The Estimated Value of the Notes
The estimated value of the notes set forth on the cover of this pricing supplement is equal to the sum of the values of the following
hypothetical components: (1) a fixed-income debt component with the same maturity as the notes, valued using the internal funding
rate described below, and (2) the derivative or derivatives underlying the economic terms of the notes. The estimated value of the
notes does not represent a minimum price at which JPMS would be willing to buy your notes in any secondary market (if any exists) at
any time. The internal funding rate used in the determination of the estimated value of the notes may differ from the market-implied
funding rate for vanilla fixed income instruments of a similar maturity issued by JPMorgan Chase & Co. or its affiliates. Any difference
may be based on, among other things, our and our affiliates' view of the funding value of the notes as well as the higher issuance,
operational and ongoing liability management costs of the notes in comparison to those costs for the conventional fixed income
instruments of JPMorgan Chase & Co. This internal funding rate is based on certain market inputs and assumptions, which may prove
to be incorrect, and is intended to approximate the prevailing market replacement funding rate for the notes. The use of an internal
funding rate and any potential changes to that rate may have an adverse effect on the terms of the notes and any secondary market
prices of the notes. For additional information, see "Selected Risk Considerations - Risks Relating to the Estimated Value and
Secondary Market Prices of the Notes - The Estimated Value of the Notes Is Derived by Reference to an Internal Funding Rate" in this
pricing supplement.
The value of the derivative or derivatives underlying the economic terms of the notes is derived from internal pricing models of our
affiliates. These models are dependent on inputs such as the traded market prices of comparable derivative instruments and on
various other inputs, some of which are market-observable, and which can include volatility, dividend rates, interest rates and other
factors, as well as assumptions about future market events and/or environments. Accordingly, the estimated value of the notes is
determined when the terms of the notes are set based on market conditions and other relevant factors and assumptions existing at that
time.
The estimated value of the notes does not represent future values of the notes and may differ from others' estimates. Different pricing
models and assumptions could provide valuations for the notes that are greater than or less than the estimated value of the notes. In
addition, market conditions and other relevant factors in the future may change, and any assumptions may prove to be incorrect. On
future dates, the value of the notes could change significantly based on, among other things, changes in market conditions, our or
JPMorgan Chase & Co.'s creditworthiness, interest rate movements and other relevant factors, which may impact the price, if any, at
which JPMS would be willing to buy notes from you in secondary market transactions.

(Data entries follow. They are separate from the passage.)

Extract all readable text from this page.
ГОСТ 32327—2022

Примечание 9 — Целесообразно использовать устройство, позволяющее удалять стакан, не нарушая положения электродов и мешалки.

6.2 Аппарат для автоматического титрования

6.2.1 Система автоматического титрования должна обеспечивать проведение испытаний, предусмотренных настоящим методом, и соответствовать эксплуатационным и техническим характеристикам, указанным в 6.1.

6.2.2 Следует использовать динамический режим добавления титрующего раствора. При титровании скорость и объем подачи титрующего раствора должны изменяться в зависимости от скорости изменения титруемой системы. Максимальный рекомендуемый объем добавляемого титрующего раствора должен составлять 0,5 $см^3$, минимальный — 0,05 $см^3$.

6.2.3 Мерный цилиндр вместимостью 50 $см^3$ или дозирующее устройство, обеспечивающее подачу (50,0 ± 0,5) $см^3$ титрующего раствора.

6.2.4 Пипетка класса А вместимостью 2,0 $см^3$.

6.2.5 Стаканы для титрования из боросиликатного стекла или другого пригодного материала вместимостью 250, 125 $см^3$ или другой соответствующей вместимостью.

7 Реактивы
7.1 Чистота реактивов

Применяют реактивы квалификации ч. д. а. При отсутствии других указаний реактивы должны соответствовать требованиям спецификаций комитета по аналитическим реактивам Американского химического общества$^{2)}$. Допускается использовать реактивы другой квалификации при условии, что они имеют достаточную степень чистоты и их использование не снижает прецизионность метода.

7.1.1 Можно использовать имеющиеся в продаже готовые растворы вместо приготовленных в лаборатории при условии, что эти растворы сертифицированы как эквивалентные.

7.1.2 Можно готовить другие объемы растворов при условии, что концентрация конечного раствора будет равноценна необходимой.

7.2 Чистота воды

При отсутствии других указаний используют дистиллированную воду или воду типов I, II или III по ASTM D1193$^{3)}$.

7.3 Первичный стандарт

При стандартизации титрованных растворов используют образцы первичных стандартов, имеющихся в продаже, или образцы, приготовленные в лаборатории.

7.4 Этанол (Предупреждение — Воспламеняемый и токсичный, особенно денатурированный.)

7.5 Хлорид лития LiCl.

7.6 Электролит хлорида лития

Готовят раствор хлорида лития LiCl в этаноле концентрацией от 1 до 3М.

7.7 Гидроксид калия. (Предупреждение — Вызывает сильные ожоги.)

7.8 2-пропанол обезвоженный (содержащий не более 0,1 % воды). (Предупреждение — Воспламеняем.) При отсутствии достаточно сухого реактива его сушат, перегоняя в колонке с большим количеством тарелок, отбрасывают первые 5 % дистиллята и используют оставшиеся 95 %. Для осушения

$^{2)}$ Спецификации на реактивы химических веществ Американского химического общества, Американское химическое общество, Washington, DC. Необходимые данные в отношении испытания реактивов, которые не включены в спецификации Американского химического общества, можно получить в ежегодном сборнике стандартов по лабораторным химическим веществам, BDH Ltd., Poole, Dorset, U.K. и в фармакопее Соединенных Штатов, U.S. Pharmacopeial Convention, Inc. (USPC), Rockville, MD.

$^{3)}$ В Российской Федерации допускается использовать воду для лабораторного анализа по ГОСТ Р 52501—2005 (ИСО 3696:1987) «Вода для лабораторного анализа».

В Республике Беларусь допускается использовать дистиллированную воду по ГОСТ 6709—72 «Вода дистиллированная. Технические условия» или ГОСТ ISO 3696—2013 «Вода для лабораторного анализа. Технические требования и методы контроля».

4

The estimated value of the notes will be lower than the original issue price of the notes because costs associated with selling,
structuring and hedging the notes are included in the original issue price of the notes. These costs include the selling commissions
PS-14 | Structured Investments
Review Notes Linked to the Least Performing of the Russell 2000® Index,
the Nasdaq-100® Technology Sector IndexSM and the Utilities Select Sector
SPDR® Fund
paid to JPMS and other affiliated or unaffiliated dealers, the projected profits, if any, that our affiliates expect to realize for assuming
risks inherent in hedging our obligations under the notes and the estimated cost of hedging our obligations under the notes. Because
hedging our obligations entails risk and may be influenced by market forces beyond our control, this hedging may result in a profit that
is more or less than expected, or it may result in a loss. A portion of the profits, if any, realized in hedging our obligations under the
notes may be allowed to other affiliated or unaffiliated dealers, and we or one or more of our affiliates will retain any remaining hedging
profits. See "Selected Risk Considerations - Risks Relating to the Estimated Value and Secondary Market Prices of the Notes - The
Estimated Value of the Notes Will Be Lower Than the Original Issue Price (Price to Public) of the Notes" in this pricing supplement.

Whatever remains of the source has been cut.